Le conté que me decían lo que debería hacer el Papa y que yo solía responderles, "Si hubiera hecho lo que usted dice, no hubiera llegado ni a párroco". Se rió.
Quiere saber, pregunta, pone una atención que compromete la palabra del interlocutor. Su presencia conmueve, él cambia el clima al llegar, lo vuelve fraternal. La sala es pequeña, espartana, monacal. Su espirititualidad asombra, uno sabe que está siendo un privilegiado, que esa charla es un regalo de la vida, y de los más inesperados como valorables.
Escucha, tanto que uno corre el riesgo de imaginar haber escuchado tan solo el eco de sus palabras. Incita a hablar, comenta, pero interroga. Quiere saber de su patria amada, esa que es la que más conoce y más le duele.
Le digo que podría rezar una misa en Ezeiza en su paso a Chile. Ríe y no contesta. Me autoriza a decir que no va a venir el año que viene cuando le comento la reciente nota de Joaquín Morales Solá en La Nación que deja abierta la duda. Me habla bien del periodista y de la nota, pero me aclara que no tiene lugar en la agenda.
Le formulo mi teoría de la diferencia entre la política y lo testimonial, y cómo ese testimonio es el lugar de la Iglesia. Hablamos de sus adversarios, le digo que en mi opinión no atacan a la religión sino a ese límite que el humanismo le pone a la codicia, a la ambición.
Le cuento cómo ambos bandos de "la grieta" lo imaginan participando en el del enemigo. Se ríe, lo sabe de sobra.
También le digo que en un momento se me ocurrió pedirle al presidente Macri que convenza a Cristina para que lo inviten con el compromiso de recibirlo juntos. Me lanzó una mirada compasiva y respondió: "Usted sabe que es imposible".
Me dijo "ayer pensé en usted y le quiero regalar algo". Lo fue a buscar, era un pedazo importante de la memoria peronista. Me dijo, "Usted lo merece, esto no va a tener lugar en el museo Vaticano". Me conmovió, el gesto, las palabras, el objeto, la situación.

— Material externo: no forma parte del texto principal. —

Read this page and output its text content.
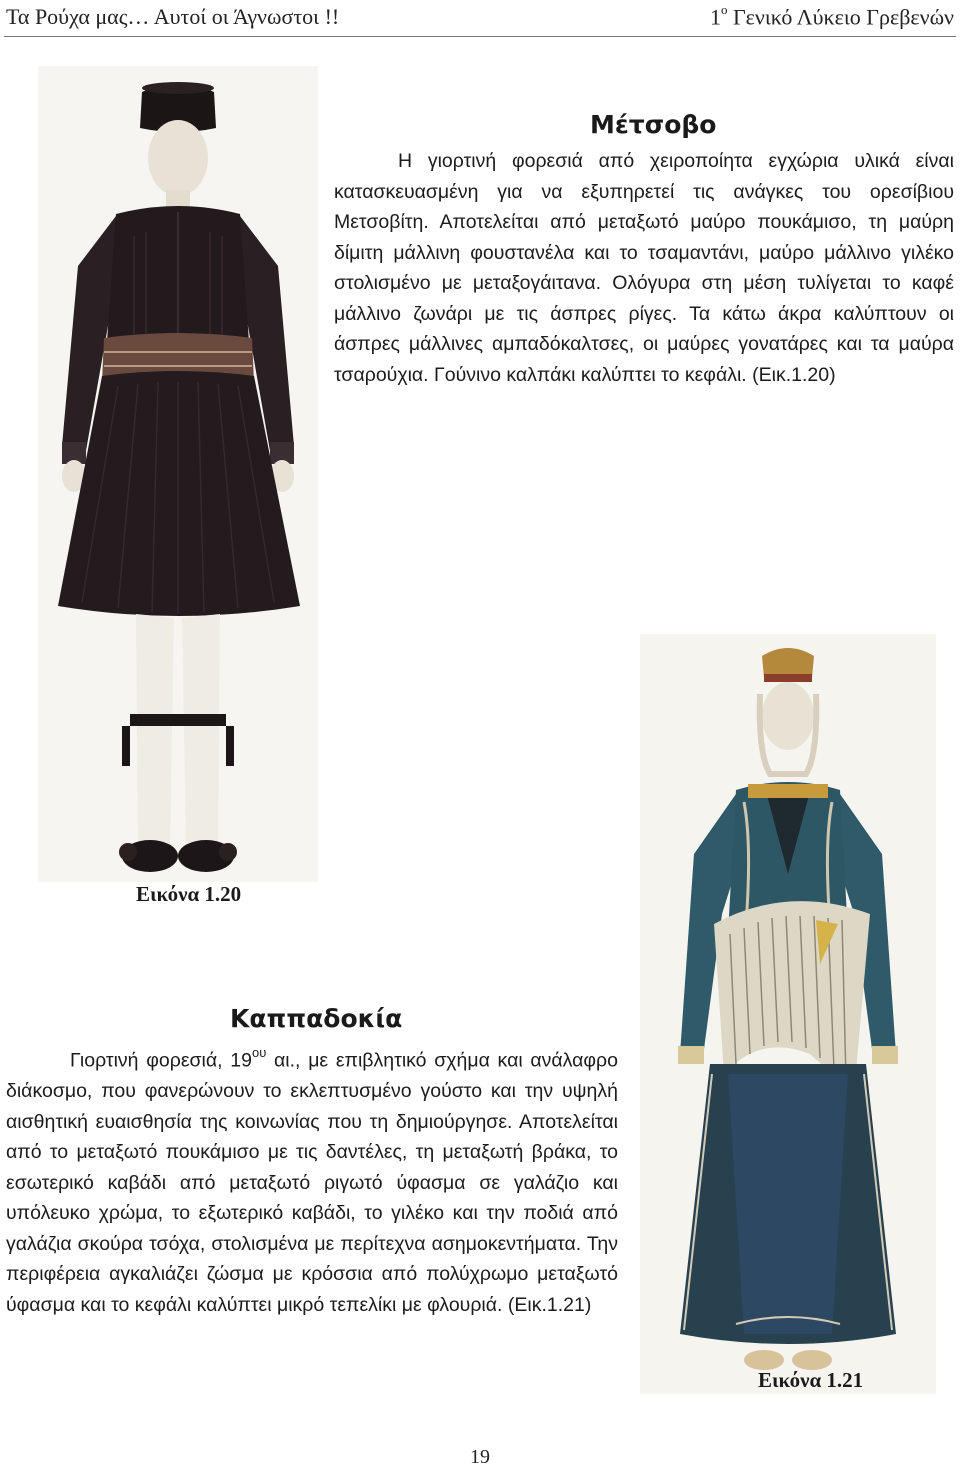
Τα Ρούχα μας… Αυτοί οι Άγνωστοι !!	$1^o$ Γενικό Λύκειο Γρεβενών
Μέτσοβο

Η γιορτινή φορεσιά από χειροποίητα εγχώρια υλικά είναι κατασκευασμένη για να εξυπηρετεί τις ανάγκες του ορεσίβιου Μετσοβίτη. Αποτελείται από μεταξωτό μαύρο πουκάμισο, τη μαύρη δίμιτη μάλλινη φουστανέλα και το τσαμαντάνι, μαύρο μάλλινο γιλέκο στολισμένο με μεταξογάιτανα. Ολόγυρα στη μέση τυλίγεται το καφέ μάλλινο ζωνάρι με τις άσπρες ρίγες. Τα κάτω άκρα καλύπτουν οι άσπρες μάλλινες αμπαδόκαλτσες, οι μαύρες γονατάρες και τα μαύρα τσαρούχια. Γούνινο καλπάκι καλύπτει το κεφάλι. (Εικ.1.20)

Εικόνα 1.20
Καππαδοκία

Γιορτινή φορεσιά, $19^{o\upsilon}$ αι., με επιβλητικό σχήμα και ανάλαφρο διάκοσμο, που φανερώνουν το εκλεπτυσμένο γούστο και την υψηλή αισθητική ευαισθησία της κοινωνίας που τη δημιούργησε. Αποτελείται από το μεταξωτό πουκάμισο με τις δαντέλες, τη μεταξωτή βράκα, το εσωτερικό καβάδι από μεταξωτό ριγωτό ύφασμα σε γαλάζιο και υπόλευκο χρώμα, το εξωτερικό καβάδι, το γιλέκο και την ποδιά από γαλάζια σκούρα τσόχα, στολισμένα με περίτεχνα ασημοκεντήματα. Την περιφέρεια αγκαλιάζει ζώσμα με κρόσσια από πολύχρωμο μεταξωτό ύφασμα και το κεφάλι καλύπτει μικρό τεπελίκι με φλουριά. (Εικ.1.21)

Εικόνα 1.21
19
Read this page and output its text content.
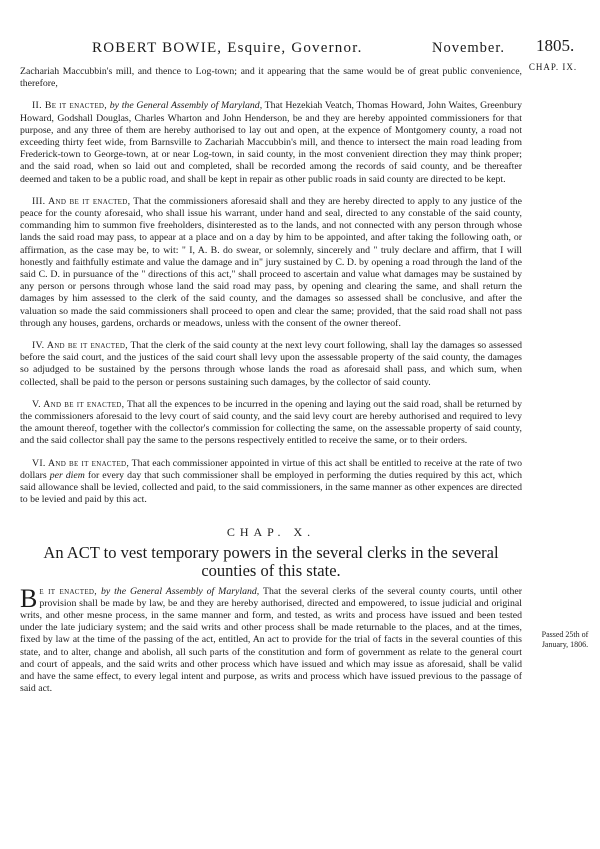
ROBERT BOWIE, Esquire, Governor.	November. 1805.
CHAP. IX.
Passed 25th of January, 1806.

Zachariah Maccubbin's mill, and thence to Log-town; and it appearing that the same would be of great public convenience, therefore,

II. Be it enacted, by the General Assembly of Maryland, That Hezekiah Veatch, Thomas Howard, John Waites, Greenbury Howard, Godshall Douglas, Charles Wharton and John Henderson, be and they are hereby appointed commissioners for that purpose, and any three of them are hereby authorised to lay out and open, at the expence of Montgomery county, a road not exceeding thirty feet wide, from Barnsville to Zachariah Maccubbin's mill, and thence to intersect the main road leading from Frederick-town to George-town, at or near Log-town, in said county, in the most convenient direction they may think proper; and the said road, when so laid out and completed, shall be recorded among the records of said county, and be thereafter deemed and taken to be a public road, and shall be kept in repair as other public roads in said county are directed to be kept.

III. And be it enacted, That the commissioners aforesaid shall and they are hereby directed to apply to any justice of the peace for the county aforesaid, who shall issue his warrant, under hand and seal, directed to any constable of the said county, commanding him to summon five freeholders, disinterested as to the lands, and not connected with any person through whose lands the said road may pass, to appear at a place and on a day by him to be appointed, and after taking the following oath, or affirmation, as the case may be, to wit: " I, A. B. do swear, or solemnly, sincerely and " truly declare and affirm, that I will honestly and faithfully estimate and value the damage and in" jury sustained by C. D. by opening a road through the land of the said C. D. in pursuance of the " directions of this act," shall proceed to ascertain and value what damages may be sustained by any person or persons through whose land the said road may pass, by opening and clearing the same, and shall return the damages by him assessed to the clerk of the said county, and the damages so assessed shall be conclusive, and after the valuation so made the said commissioners shall proceed to open and clear the same; provided, that the said road shall not pass through any houses, gardens, orchards or meadows, unless with the consent of the owner thereof.

IV. And be it enacted, That the clerk of the said county at the next levy court following, shall lay the damages so assessed before the said court, and the justices of the said court shall levy upon the assessable property of the said county, the damages so adjudged to be sustained by the persons through whose lands the road as aforesaid shall pass, and which sum, when collected, shall be paid to the person or persons sustaining such damages, by the collector of said county.

V. And be it enacted, That all the expences to be incurred in the opening and laying out the said road, shall be returned by the commissioners aforesaid to the levy court of said county, and the said levy court are hereby authorised and required to levy the amount thereof, together with the collector's commission for collecting the same, on the assessable property of said county, and the said collector shall pay the same to the persons respectively entitled to receive the same, or to their orders.

VI. And be it enacted, That each commissioner appointed in virtue of this act shall be entitled to receive at the rate of two dollars per diem for every day that such commissioner shall be employed in performing the duties required by this act, which said allowance shall be levied, collected and paid, to the said commissioners, in the same manner as other expences are directed to be levied and paid by this act.

CHAP. X.
An ACT to vest temporary powers in the several clerks in the several counties of this state.

B e it enacted, by the General Assembly of Maryland, That the several clerks of the several county courts, until other provision shall be made by law, be and they are hereby authorised, directed and empowered, to issue judicial and original writs, and other mesne process, in the same manner and form, and tested, as writs and process have issued and been tested under the late judiciary system; and the said writs and other process shall be made returnable to the places, and at the times, fixed by law at the time of the passing of the act, entitled, An act to provide for the trial of facts in the several counties of this state, and to alter, change and abolish, all such parts of the constitution and form of government as relate to the general court and court of appeals, and the said writs and other process which have issued and which may issue as aforesaid, shall be valid and have the same effect, to every legal intent and purpose, as writs and process which have issued previous to the passage of said act.
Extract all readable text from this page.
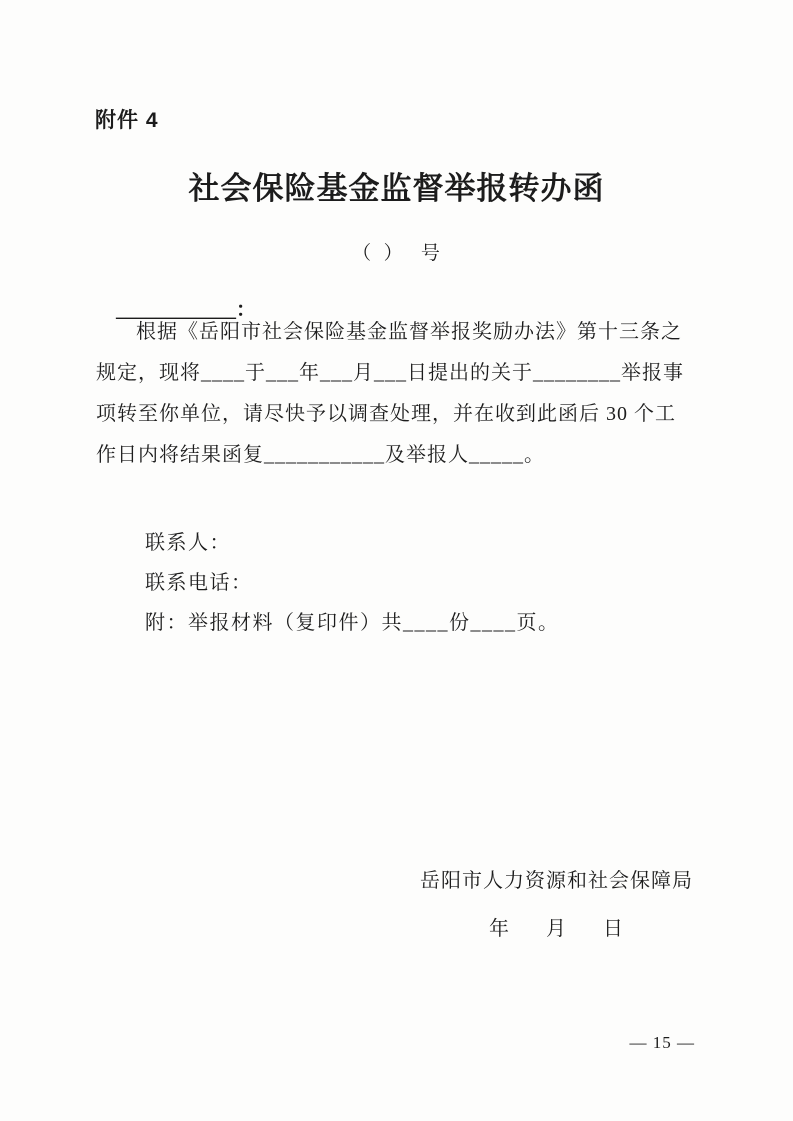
附件 4
社会保险基金监督举报转办函
（  ）   号

____________：

根据《岳阳市社会保险基金监督举报奖励办法》第十三条之
规定，现将____于___年___月___日提出的关于________举报事
项转至你单位，请尽快予以调查处理，并在收到此函后 30 个工
作日内将结果函复___________及举报人_____。
联系人：
联系电话：
附：举报材料（复印件）共____份____页。
岳阳市人力资源和社会保障局
年      月      日
— 15 —
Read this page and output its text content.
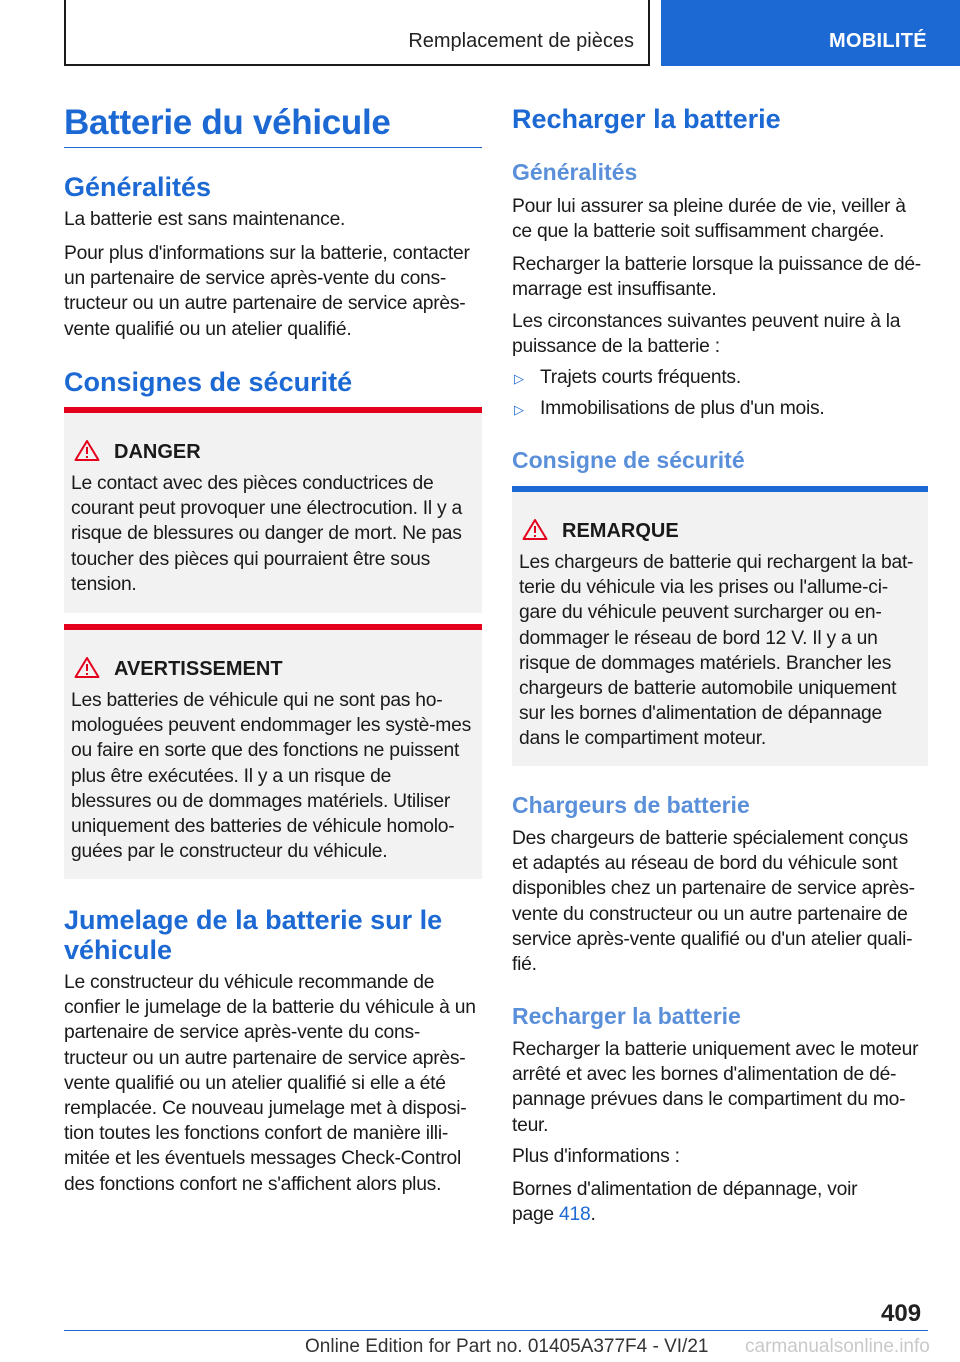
Remplacement de pièces	MOBILITÉ
Batterie du véhicule
Généralités
La batterie est sans maintenance.
Pour plus d'informations sur la batterie, contacter un partenaire de service après-vente du cons-tructeur ou un autre partenaire de service après-vente qualifié ou un atelier qualifié.
Consignes de sécurité
DANGER
Le contact avec des pièces conductrices de courant peut provoquer une électrocution. Il y a risque de blessures ou danger de mort. Ne pas toucher des pièces qui pourraient être sous tension.
AVERTISSEMENT
Les batteries de véhicule qui ne sont pas ho-mologuées peuvent endommager les systè-mes ou faire en sorte que des fonctions ne puissent plus être exécutées. Il y a un risque de blessures ou de dommages matériels. Utiliser uniquement des batteries de véhicule homolo-guées par le constructeur du véhicule.
Jumelage de la batterie sur le véhicule
Le constructeur du véhicule recommande de confier le jumelage de la batterie du véhicule à un partenaire de service après-vente du cons-tructeur ou un autre partenaire de service après-vente qualifié ou un atelier qualifié si elle a été remplacée. Ce nouveau jumelage met à disposi-tion toutes les fonctions confort de manière illi-mitée et les éventuels messages Check-Control des fonctions confort ne s'affichent alors plus.
Recharger la batterie
Généralités
Pour lui assurer sa pleine durée de vie, veiller à ce que la batterie soit suffisamment chargée.
Recharger la batterie lorsque la puissance de dé-marrage est insuffisante.
Les circonstances suivantes peuvent nuire à la puissance de la batterie :
▷ Trajets courts fréquents.
▷ Immobilisations de plus d'un mois.
Consigne de sécurité
REMARQUE
Les chargeurs de batterie qui rechargent la bat-terie du véhicule via les prises ou l'allume-ci-gare du véhicule peuvent surcharger ou en-dommager le réseau de bord 12 V. Il y a un risque de dommages matériels. Brancher les chargeurs de batterie automobile uniquement sur les bornes d'alimentation de dépannage dans le compartiment moteur.
Chargeurs de batterie
Des chargeurs de batterie spécialement conçus et adaptés au réseau de bord du véhicule sont disponibles chez un partenaire de service après-vente du constructeur ou un autre partenaire de service après-vente qualifié ou d'un atelier quali-fié.
Recharger la batterie
Recharger la batterie uniquement avec le moteur arrêté et avec les bornes d'alimentation de dé-pannage prévues dans le compartiment du mo-teur.
Plus d'informations :
Bornes d'alimentation de dépannage, voir page 418.
409
Online Edition for Part no. 01405A377F4 - VI/21 carmanualsonline.info
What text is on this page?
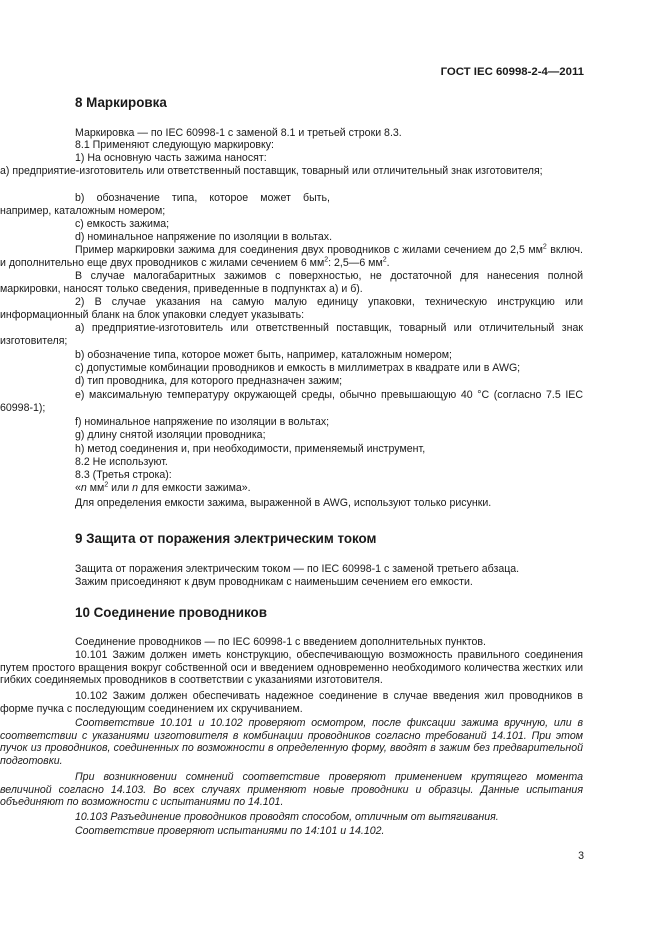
ГОСТ IEC 60998-2-4—2011
8 Маркировка
Маркировка — по IEC 60998-1 с заменой 8.1 и третьей строки 8.3.
8.1 Применяют следующую маркировку:
1) На основную часть зажима наносят:
a) предприятие-изготовитель или ответственный поставщик, товарный или отличительный знак изготовителя;
b) обозначение типа, которое может быть, например, каталожным номером;
c) емкость зажима;
d) номинальное напряжение по изоляции в вольтах.
Пример маркировки зажима для соединения двух проводников с жилами сечением до 2,5 $мм^2$ включ. и дополнительно еще двух проводников с жилами сечением 6 $мм^2$: 2,5—6 $мм^2$.
В случае малогабаритных зажимов с поверхностью, не достаточной для нанесения полной маркировки, наносят только сведения, приведенные в подпунктах а) и б).
2) В случае указания на самую малую единицу упаковки, техническую инструкцию или информационный бланк на блок упаковки следует указывать:
a) предприятие-изготовитель или ответственный поставщик, товарный или отличительный знак изготовителя;
b) обозначение типа, которое может быть, например, каталожным номером;
c) допустимые комбинации проводников и емкость в миллиметрах в квадрате или в AWG;
d) тип проводника, для которого предназначен зажим;
e) максимальную температуру окружающей среды, обычно превышающую 40 °С (согласно 7.5 IEC 60998-1);
f) номинальное напряжение по изоляции в вольтах;
g) длину снятой изоляции проводника;
h) метод соединения и, при необходимости, применяемый инструмент,
8.2 Не используют.
8.3 (Третья строка):
«n $мм^2$ или n для емкости зажима».
Для определения емкости зажима, выраженной в AWG, используют только рисунки.
9 Защита от поражения электрическим током
Защита от поражения электрическим током — по IEC 60998-1 с заменой третьего абзаца.
Зажим присоединяют к двум проводникам с наименьшим сечением его емкости.
10 Соединение проводников
Соединение проводников — по IEC 60998-1 с введением дополнительных пунктов.
10.101 Зажим должен иметь конструкцию, обеспечивающую возможность правильного соединения путем простого вращения вокруг собственной оси и введением одновременно необходимого количества жестких или гибких соединяемых проводников в соответствии с указаниями изготовителя.
10.102 Зажим должен обеспечивать надежное соединение в случае введения жил проводников в форме пучка с последующим соединением их скручиванием.
Соответствие 10.101 и 10.102 проверяют осмотром, после фиксации зажима вручную, или в соответствии с указаниями изготовителя в комбинации проводников согласно требований 14.101. При этом пучок из проводников, соединенных по возможности в определенную форму, вводят в зажим без предварительной подготовки.
При возникновении сомнений соответствие проверяют применением крутящего момента величиной согласно 14.103. Во всех случаях применяют новые проводники и образцы. Данные испытания объединяют по возможности с испытаниями по 14.101.
10.103 Разъединение проводников проводят способом, отличным от вытягивания.
Соответствие проверяют испытаниями по 14:101 и 14.102.
3
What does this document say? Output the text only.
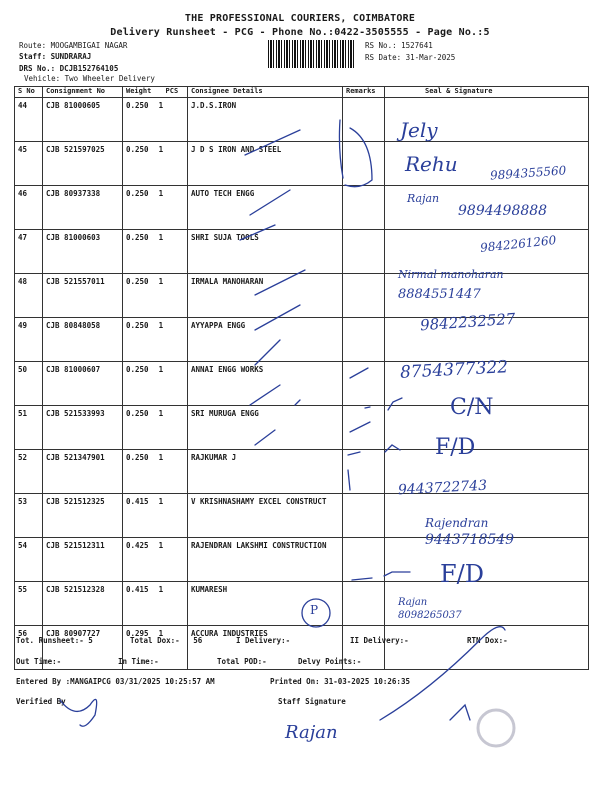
THE PROFESSIONAL COURIERS, COIMBATORE
Delivery Runsheet - PCG - Phone No.:0422-3505555 - Page No.:5
Route: MOOGAMBIGAI NAGAR
Staff: SUNDRARAJ
DRS No.: DCJB152764105
Vehicle: Two Wheeler Delivery
RS No.: 1527641
RS Date: 31-Mar-2025
S No	Consignment No	Weight PCS	Consignee Details	Remarks	Seal & Signature
44	CJB 81000605	0.250 1	J.D.S.IRON		
45	CJB 521597025	0.250 1	J D S IRON AND STEEL		
46	CJB 80937338	0.250 1	AUTO TECH ENGG		
47	CJB 81000603	0.250 1	SHRI SUJA TOOLS		
48	CJB 521557011	0.250 1	IRMALA MANOHARAN		
49	CJB 80848058	0.250 1	AYYAPPA ENGG		
50	CJB 81000607	0.250 1	ANNAI ENGG WORKS		
51	CJB 521533993	0.250 1	SRI MURUGA ENGG		
52	CJB 521347901	0.250 1	RAJKUMAR J		
53	CJB 521512325	0.415 1	V KRISHNASHAMY EXCEL CONSTRUCT		
54	CJB 521512311	0.425 1	RAJENDRAN LAKSHMI CONSTRUCTION		
55	CJB 521512328	0.415 1	KUMARESH		
56	CJB 80907727	0.295 1	ACCURA INDUSTRIES		
Tot. Runsheet:- 5	Total Dox:-   56	I Delivery:-	II Delivery:-	RTN Dox:-
Out Time:-	In Time:-	Total POD:-	Delvy Points:-
Entered By :MANGAIPCG 03/31/2025 10:25:57 AM	Printed On: 31-03-2025 10:26:35
Verified By	Staff Signature
Jely
Rehu	9894355560
Rajan
9894498888
9842261260
Nirmal manoharan
8884551447
9842232527
8754377322
C/N
F/D
9443722743
Rajendran
9443718549
F/D
Rajan
8098265037
P
Rajan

Fue mi tercera visita al Santo Padre, un regalo que le agradezco a la vida. No podría separar sus palabras de las mías, no por el ego sino tan solo por esa manera de escuchar que solo tienen los sabios y que hacen que uno se asombre de una conversación que ni siquiera imaginaba.
Él habló poco pero me dijo demasiado. Me dejó el deseo de luchar por salir de la confrontacíon, por intentar todo aquello que haga posible que nos visite. No por el hecho sino por el enorme significado que tendría. En Colombia el dolor y la confrontación eran desmesurados, y el abrazo fue posible. La postergación de su visita tiene que ver con la perseverancia de nuestros odios.
No veamos en esa ausencia otra cosa que la metáfora de nuestra impotencia, el espejo de nuestra pequeñez. No es con el Papa, es con nosotros.